Given his prowess at striking the ball, it won’t surprise you to learn he’s always been more proficient at attacking than defending. As displays against both Hoffenheim and Watford showed, he’s very capable joining build-up play and pushing forward down the right side. His ability to take the outside lane or cut inward and head toward goal make him a dual threat on the ball.
He times his runs well, creating big spaces to receive the ball in when it’s played, and that leads to one-on-one opportunities in advanced positions that he knows he can win. He’s surprisingly quick at cutting one way or the other considering the length of his limbs.
But as Wednesday’s bout with Hoffenheim ruthlessly exposed, there’s work to be done from a defensive standpoint. He has the speed to recover and can match runners in a sprint, but he’s shown himself to be too aggressive and too willing to be sucked in by a pass at times.
He had a tough time with Serge Gnabry; the German consistently drew him into challenges high up, opening space in behind for Joel Matip to cover, and at one stage he seared straight past him into said space to create a chance. When Alberto Moreno plays, it’s usually guaranteed it will be his side that’s picked on by opponents, but Hoffenheim found joy on both flanks, to be frank.

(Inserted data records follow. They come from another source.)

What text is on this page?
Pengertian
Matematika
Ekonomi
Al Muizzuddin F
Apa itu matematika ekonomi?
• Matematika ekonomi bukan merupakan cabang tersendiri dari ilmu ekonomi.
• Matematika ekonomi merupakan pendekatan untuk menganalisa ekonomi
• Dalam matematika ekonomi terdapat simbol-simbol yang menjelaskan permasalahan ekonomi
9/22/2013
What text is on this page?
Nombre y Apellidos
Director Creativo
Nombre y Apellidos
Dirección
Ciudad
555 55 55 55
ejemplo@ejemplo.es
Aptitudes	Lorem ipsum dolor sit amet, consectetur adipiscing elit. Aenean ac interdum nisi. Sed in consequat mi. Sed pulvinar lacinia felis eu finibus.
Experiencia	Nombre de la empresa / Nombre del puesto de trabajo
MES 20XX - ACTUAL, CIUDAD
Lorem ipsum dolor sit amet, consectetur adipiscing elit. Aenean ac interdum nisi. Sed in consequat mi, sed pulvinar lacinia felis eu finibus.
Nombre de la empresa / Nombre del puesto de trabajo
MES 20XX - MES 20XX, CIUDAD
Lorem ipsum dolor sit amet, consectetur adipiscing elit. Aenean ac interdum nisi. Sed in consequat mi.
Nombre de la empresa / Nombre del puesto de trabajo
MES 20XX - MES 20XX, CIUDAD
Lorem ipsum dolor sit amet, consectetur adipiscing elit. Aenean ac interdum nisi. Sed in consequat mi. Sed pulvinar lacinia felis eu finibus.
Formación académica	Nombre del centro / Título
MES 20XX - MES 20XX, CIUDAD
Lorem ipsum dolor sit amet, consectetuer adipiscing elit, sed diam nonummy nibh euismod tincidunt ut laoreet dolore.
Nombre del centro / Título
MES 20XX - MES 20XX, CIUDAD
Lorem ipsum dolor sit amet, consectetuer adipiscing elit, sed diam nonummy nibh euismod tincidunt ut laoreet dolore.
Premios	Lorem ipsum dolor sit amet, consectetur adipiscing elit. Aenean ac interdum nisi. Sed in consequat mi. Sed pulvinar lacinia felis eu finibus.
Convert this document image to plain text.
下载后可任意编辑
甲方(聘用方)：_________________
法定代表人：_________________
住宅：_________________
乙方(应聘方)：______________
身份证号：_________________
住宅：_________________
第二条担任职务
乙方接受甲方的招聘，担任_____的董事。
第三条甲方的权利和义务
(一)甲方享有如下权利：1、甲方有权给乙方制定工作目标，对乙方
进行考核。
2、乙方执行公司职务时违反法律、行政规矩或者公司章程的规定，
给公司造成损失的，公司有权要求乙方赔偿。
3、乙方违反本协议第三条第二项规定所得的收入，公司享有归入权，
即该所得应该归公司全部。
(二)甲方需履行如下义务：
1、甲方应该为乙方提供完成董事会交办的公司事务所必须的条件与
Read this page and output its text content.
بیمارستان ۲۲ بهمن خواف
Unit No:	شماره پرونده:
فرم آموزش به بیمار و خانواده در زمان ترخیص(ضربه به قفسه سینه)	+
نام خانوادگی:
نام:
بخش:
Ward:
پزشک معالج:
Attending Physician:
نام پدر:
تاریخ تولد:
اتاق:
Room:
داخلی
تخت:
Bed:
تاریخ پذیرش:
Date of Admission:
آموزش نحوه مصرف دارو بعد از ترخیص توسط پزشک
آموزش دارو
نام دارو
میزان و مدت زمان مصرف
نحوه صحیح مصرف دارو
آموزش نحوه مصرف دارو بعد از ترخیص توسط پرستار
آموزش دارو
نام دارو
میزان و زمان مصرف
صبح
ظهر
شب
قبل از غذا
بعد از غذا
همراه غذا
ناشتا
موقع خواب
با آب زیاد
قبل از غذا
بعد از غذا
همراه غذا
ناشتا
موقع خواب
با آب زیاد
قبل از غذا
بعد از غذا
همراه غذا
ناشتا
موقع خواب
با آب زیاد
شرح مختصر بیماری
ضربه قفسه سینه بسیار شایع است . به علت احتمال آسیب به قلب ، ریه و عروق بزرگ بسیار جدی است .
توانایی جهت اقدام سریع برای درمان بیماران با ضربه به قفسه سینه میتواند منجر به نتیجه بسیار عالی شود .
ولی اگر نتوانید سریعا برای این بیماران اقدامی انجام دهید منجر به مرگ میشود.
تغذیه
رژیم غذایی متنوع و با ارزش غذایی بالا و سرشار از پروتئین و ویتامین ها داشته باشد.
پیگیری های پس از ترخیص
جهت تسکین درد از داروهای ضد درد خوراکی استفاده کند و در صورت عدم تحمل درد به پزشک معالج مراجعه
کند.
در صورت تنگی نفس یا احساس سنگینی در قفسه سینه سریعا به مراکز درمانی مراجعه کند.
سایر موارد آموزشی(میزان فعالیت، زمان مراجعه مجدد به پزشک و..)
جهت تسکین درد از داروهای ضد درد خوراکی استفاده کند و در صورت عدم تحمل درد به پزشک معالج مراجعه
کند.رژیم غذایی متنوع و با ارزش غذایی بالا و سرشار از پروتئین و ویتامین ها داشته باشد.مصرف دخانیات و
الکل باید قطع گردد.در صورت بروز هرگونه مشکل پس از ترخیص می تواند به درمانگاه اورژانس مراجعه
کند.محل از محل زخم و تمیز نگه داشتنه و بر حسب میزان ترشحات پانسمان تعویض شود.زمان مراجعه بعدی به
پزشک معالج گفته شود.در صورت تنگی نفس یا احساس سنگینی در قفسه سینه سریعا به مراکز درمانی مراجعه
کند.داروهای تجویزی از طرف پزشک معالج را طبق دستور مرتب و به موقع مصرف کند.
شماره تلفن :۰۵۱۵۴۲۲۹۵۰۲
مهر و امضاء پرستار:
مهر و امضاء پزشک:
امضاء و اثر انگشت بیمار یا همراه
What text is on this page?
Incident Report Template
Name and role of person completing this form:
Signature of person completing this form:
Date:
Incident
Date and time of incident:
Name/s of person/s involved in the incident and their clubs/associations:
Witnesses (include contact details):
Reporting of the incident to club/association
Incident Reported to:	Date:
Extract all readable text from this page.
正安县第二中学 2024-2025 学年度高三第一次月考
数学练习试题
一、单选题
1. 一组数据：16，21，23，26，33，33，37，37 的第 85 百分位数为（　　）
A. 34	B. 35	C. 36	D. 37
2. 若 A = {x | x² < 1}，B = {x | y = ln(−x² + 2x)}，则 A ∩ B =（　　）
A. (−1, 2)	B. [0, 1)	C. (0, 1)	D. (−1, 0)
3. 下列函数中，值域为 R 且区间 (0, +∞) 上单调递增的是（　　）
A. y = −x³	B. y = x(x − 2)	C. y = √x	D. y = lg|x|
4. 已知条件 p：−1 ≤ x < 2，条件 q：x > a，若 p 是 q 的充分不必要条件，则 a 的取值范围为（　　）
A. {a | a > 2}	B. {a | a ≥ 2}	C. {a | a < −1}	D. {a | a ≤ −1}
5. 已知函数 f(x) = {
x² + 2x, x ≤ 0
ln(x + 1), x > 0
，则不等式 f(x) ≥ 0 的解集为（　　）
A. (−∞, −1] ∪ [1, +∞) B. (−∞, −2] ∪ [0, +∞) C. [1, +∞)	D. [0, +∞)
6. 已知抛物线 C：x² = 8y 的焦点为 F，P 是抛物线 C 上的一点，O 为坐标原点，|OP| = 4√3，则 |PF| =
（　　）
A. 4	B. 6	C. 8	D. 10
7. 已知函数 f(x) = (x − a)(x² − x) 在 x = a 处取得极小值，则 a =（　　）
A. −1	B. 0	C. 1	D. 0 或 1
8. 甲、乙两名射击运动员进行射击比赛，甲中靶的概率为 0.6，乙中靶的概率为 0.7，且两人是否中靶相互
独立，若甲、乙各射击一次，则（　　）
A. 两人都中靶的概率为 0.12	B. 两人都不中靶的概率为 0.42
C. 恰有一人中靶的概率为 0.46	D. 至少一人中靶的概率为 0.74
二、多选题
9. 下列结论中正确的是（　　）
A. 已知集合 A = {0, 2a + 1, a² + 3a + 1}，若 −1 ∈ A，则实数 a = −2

It’s arguable this is natural. The learning curve Alexander-Arnold is on is incredibly steep (from under-23 football to Champions League qualifiers), and the coaching he receives and the adjustments he makes over the next few months could see him improve incredibly quickly.
It’s also the case that Liverpool’s ethos under Klopp has almost always been to outscore opponents, and that the system employed creates an immense strain on the defenders in it. That Klopp has said “I'd rather win 2-1 than 1-0” is somewhat revealing, and suggests he’s not necessarily as bothered about clean sheets as some fans are.
Alexander-Arnold has been thrown in at the deep end, but the suggestions are he’ll stay afloat. The next few months will see him peak and trough as he faces better, more physical opponents and attunes his defensive game accordingly, but rather than air concerns over this, Liverpool’s fanbase seems to be looking forward to it.